CHAPTER TWENTY THREE
* * *
Tori holds the pistol in both hands. Takes careful aim, and pulls the trigger.
The bottle explodes as her arms jerk back with the recoil.
She raises a fist in triumph. ‘At last!’ She is a wild shot, not a natural like with knives, and this session has been long, frustrating, and occasionally dangerous. We’re both laughing when we turn and realise Nico is there, watching.
‘Bravo!’ he says, and Tori flushes with pleasure. And I wonder in annoyance if he saw any of the previous dozen shots that missed?
Nico tosses my school ID at me; I catch it.
‘Did everything go all right with this?’ I ask, and slip it back around my neck.
‘Of course. You were in every class as required, or so the school computer will insist if anyone questions. Come,’ he says, pointing at me, and walks into the house.
I follow. Through the door are rough sleeping quarters, bedrolls on the floor. Crates, boxes. Weapons? No running water by the looks of things. Tori wouldn’t like that; no wonder Katran started calling her ‘Princess’. But after what happened to her, being here must be paradise.
‘Sit,’ Nico says, points at a box and sits on the one next. ‘We need to talk. Did Tori tell you her story?’
‘Y
es.’
‘But do you understand why I asked her to tell it to you? Rain, you know how we must work in a group: total honesty. I had Tori tell you her sad tale; you needed to know. To know her strengths and weaknesses, her motivation. To work with her.’
He is putting Tori and me in the same category, the same level. As if we are on the same team. He barely knows her! And I’m hurt inside and can’t work out if that is the reason, or if it is something else.
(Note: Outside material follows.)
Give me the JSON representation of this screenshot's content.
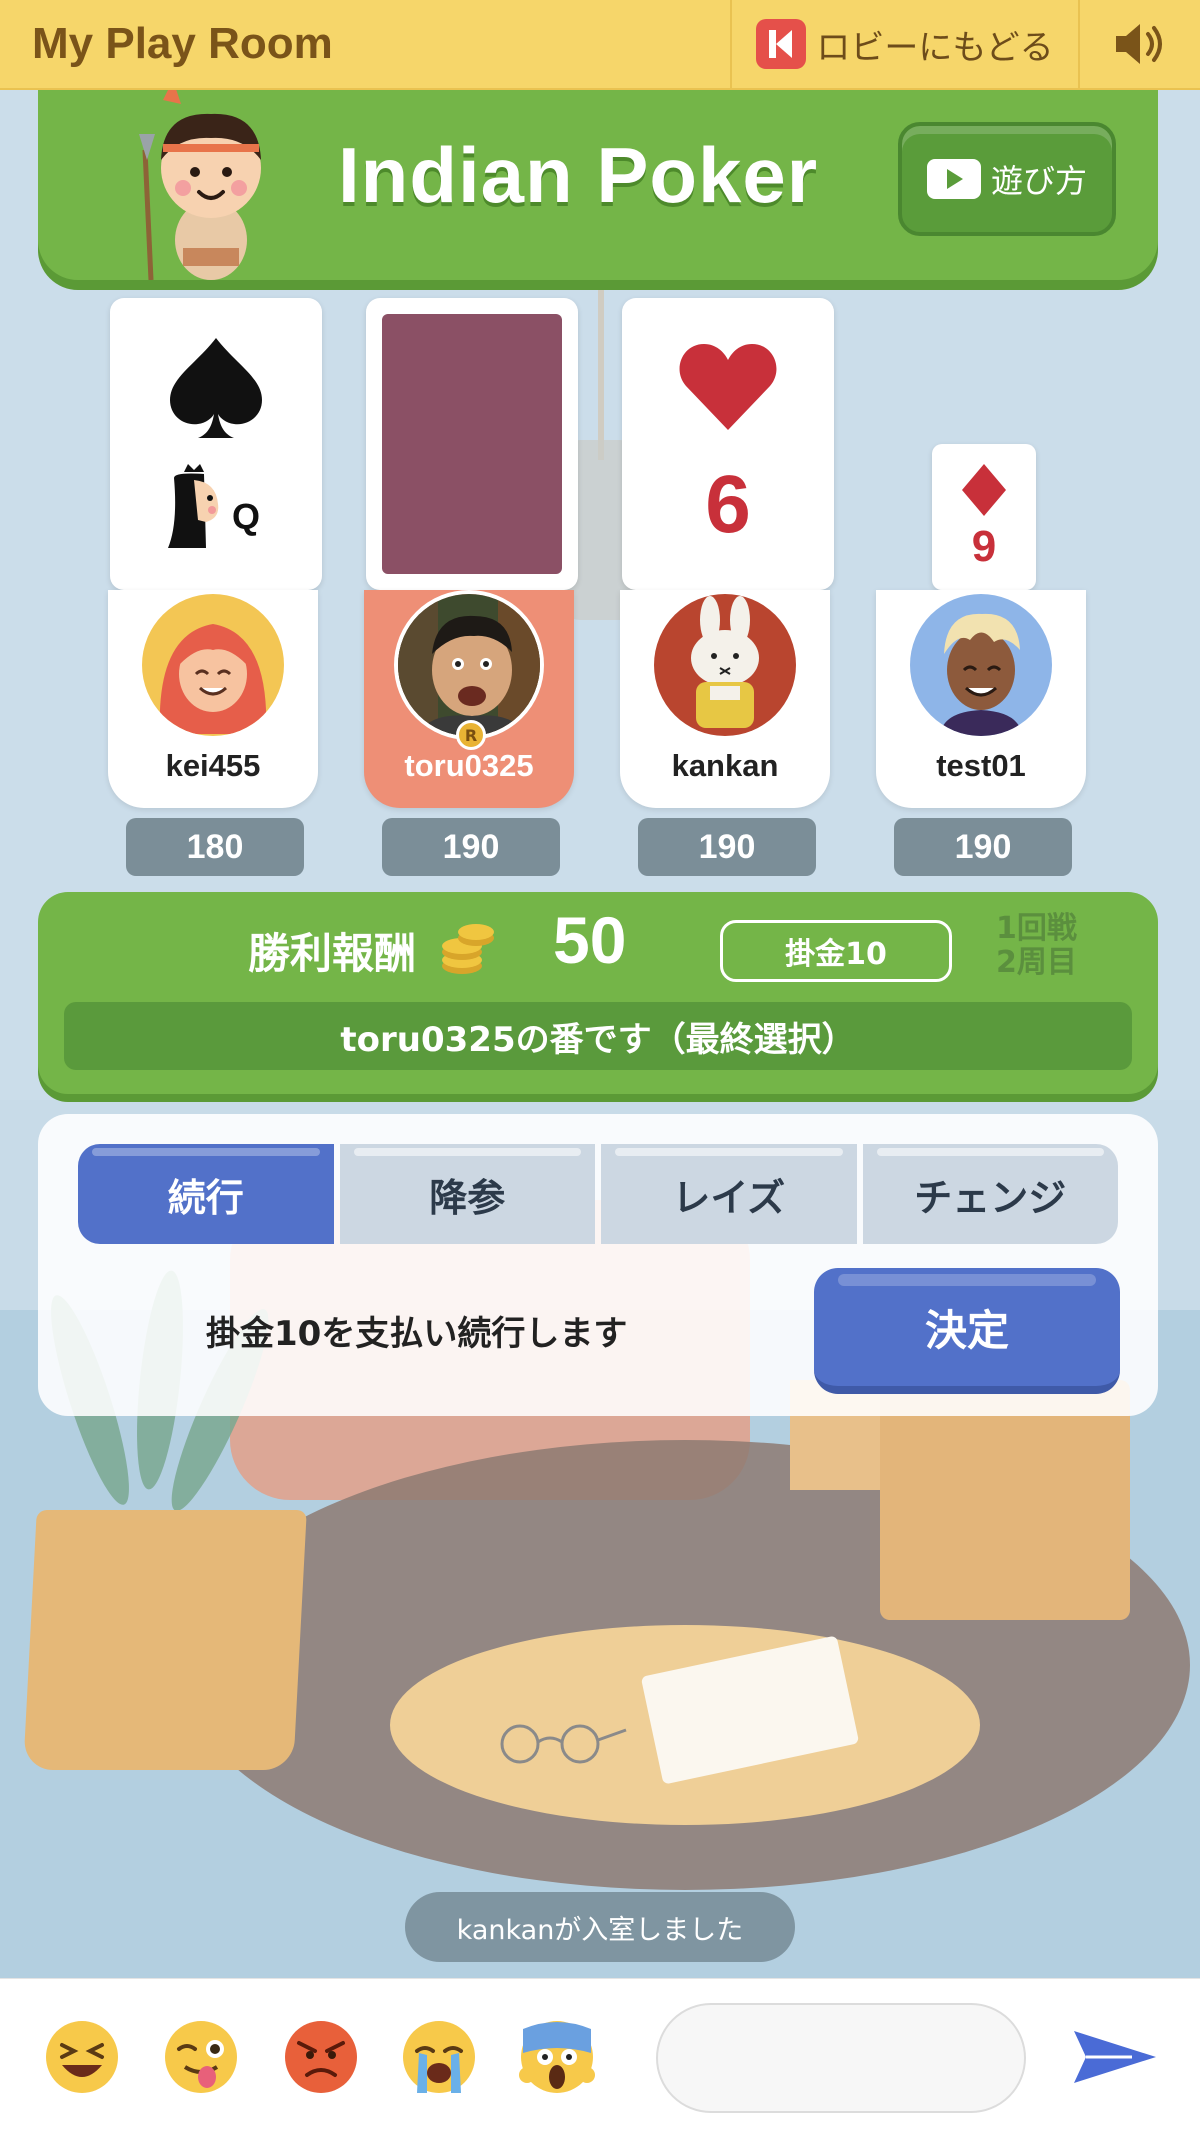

It isn’t total honesty. If Tori knew my story – everything that happened with Ben – she’d never accept me. I sigh.
‘Poor Rain. You know I’m on your side, don’t you?’
He takes my hand, holds it, and I grip on tight, overwhelmed by feeling isolated, alone. Mum and Amy can’t be trusted; Cam isn’t speaking to me, or, if he is, must be avoided for his own good. Earlier I’d felt Tori and I had the beginnings of a fragile friendship, but it will go in an instant if she learns the truth about Ben.
There is only Nico. I look up and meet his eyes. They hold mine, steady. They are always the same. Total honesty: I have to tell him everything.
‘Now,’ he says. ‘How are your drawings coming along?’
‘I’ve got some; I could have brought them today if I’d known I’d be here. I’m at the hospital on Saturday. I need to check some details, and do more. They must be accurate.’
‘Indeed. But soon, Rain. Soon.’
I take a deep breath. ‘I need to talk to you about something else. I—’
‘Wait.’ There are footsteps, a murmur of voices outside. ‘Go out, and meet your new friends, first.’
When I walk out of the house, Katran is back, and with him an exhausted crew of nine. Newish recruits by the looks of them, all about fourteen or fifteen years old. Some are half-known faces from school, and I may be surprised to see them, but they are even more surprised to see me. Eyes focus on my wrist: my Levo.
When Nico walks out behind me all whispers cease. They stand up straighter.